Djantoeng Hati (Heart and Soul) is a 1941 film from the Dutch East Indies directed by Njoo Cheong Seng. A tragedy warning against modernity, it starred A. Sarosa, Rr Anggraini, and Ariati

==Plot==
Two students – the traditional Karina (Rr Anggraini) and metropolitan Roesdjana (Ariati) – are in competition for Karina's husband Sobari (Chatir Harro). Eventually Karina wins out.

==Production==
Djantoeng Hati was written and directed by Njoo Cheong Seng. The film was produced by Fred Young and SI Liem of Majestic Film. It was the company's first production. It starred A. Sarosa, Rr Anggraini, Soerip, and Ariati; Njoo's wife Fifi Young, who had previously acted in all his films, was unable to act owing to health reasons. Most of its stars were of noble (ningrat) descent, an attempt to draw middle-class audiences, while the story focused on students to draw educated viewers.

The black-and-white film was shot by The Teng Chun, one of Fred Young's friends from when he studied in the United States; The also allowed Majestic to use his studios in Batavia (modern-day Jakarta). The's brother Teng Liong served as sound director. The film featured seven kroncong songs by R. Koesbini which were sung by the main cast.

==Release and reception==
Djantoeng Hati was released in 1941. Majestic's second film, Air Mata Iboe (Mother's Tears) was released later in 1941. It was their last production before the Japanese occupation the following year.

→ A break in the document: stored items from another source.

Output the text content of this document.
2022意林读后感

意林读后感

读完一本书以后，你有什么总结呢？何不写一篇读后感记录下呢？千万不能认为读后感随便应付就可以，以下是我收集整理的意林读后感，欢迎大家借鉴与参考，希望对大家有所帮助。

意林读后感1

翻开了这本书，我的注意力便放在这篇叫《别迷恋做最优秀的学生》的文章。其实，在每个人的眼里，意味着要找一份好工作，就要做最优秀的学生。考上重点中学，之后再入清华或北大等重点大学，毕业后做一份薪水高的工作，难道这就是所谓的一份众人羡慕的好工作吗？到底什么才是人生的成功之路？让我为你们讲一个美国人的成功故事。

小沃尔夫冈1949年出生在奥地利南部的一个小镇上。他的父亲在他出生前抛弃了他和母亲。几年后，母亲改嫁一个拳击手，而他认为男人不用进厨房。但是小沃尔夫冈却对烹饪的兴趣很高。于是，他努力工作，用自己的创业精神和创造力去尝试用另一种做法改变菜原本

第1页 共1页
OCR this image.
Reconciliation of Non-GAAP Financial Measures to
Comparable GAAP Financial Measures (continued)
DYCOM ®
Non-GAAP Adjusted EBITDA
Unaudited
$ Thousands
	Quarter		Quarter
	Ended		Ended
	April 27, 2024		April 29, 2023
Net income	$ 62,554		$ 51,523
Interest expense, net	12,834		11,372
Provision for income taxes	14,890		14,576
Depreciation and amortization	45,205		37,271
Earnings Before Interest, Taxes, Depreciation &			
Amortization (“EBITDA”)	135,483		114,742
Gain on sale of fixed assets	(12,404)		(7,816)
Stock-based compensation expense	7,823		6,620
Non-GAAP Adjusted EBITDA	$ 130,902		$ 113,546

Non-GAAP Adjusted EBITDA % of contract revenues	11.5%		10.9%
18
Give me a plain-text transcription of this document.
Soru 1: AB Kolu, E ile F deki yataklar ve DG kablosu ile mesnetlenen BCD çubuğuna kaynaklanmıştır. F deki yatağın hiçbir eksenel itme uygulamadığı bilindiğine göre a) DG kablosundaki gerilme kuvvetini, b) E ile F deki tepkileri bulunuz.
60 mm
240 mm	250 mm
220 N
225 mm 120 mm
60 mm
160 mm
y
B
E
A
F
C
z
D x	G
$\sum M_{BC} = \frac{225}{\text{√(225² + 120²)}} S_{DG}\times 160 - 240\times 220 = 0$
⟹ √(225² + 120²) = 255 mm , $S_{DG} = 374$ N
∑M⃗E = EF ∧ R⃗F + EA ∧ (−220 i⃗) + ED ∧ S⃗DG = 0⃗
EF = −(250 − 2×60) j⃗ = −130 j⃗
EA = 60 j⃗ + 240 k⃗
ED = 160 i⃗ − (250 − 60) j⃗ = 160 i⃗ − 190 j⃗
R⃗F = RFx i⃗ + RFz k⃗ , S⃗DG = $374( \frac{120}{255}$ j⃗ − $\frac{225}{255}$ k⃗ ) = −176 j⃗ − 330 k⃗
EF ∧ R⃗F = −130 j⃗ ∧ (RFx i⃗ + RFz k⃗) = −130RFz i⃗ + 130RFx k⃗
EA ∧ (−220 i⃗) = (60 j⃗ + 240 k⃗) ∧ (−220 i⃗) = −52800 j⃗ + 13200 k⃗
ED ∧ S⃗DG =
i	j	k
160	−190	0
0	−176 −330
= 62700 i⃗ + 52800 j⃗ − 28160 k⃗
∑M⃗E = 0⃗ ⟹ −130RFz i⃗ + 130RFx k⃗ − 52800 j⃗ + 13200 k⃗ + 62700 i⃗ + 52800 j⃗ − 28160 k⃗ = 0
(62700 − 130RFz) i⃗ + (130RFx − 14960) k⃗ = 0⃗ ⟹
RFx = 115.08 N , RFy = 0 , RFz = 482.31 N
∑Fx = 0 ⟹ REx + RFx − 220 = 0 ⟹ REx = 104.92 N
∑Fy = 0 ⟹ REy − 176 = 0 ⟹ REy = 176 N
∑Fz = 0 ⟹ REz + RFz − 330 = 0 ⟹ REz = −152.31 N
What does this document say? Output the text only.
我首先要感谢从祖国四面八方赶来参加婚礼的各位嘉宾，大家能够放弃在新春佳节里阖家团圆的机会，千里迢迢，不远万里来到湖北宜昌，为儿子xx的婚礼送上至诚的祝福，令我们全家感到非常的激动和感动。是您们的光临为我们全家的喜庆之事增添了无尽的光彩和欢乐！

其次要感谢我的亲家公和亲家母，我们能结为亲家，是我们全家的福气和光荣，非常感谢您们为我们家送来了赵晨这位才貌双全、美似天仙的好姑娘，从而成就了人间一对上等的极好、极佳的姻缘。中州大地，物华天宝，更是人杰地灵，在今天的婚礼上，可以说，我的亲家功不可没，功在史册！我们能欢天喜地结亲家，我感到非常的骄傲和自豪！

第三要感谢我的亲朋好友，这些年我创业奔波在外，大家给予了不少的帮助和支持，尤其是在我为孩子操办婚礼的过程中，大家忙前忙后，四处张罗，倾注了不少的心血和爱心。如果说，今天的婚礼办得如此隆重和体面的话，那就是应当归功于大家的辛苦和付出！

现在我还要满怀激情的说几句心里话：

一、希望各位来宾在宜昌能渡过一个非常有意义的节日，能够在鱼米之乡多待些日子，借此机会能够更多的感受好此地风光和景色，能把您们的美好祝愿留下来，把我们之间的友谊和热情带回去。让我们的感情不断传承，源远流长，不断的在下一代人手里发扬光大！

Djantoeng Hati is likely a lost film. The American visual anthropologist Karl G. Heider writes that all Indonesian films from before 1950 are lost. However, JB Kristanto's Katalog Film Indonesia (Indonesian Film Catalogue) records several as having survived at Sinematek Indonesia's archives, and Biran writes that several Japanese propaganda films have survived at the Netherlands Government Information Service.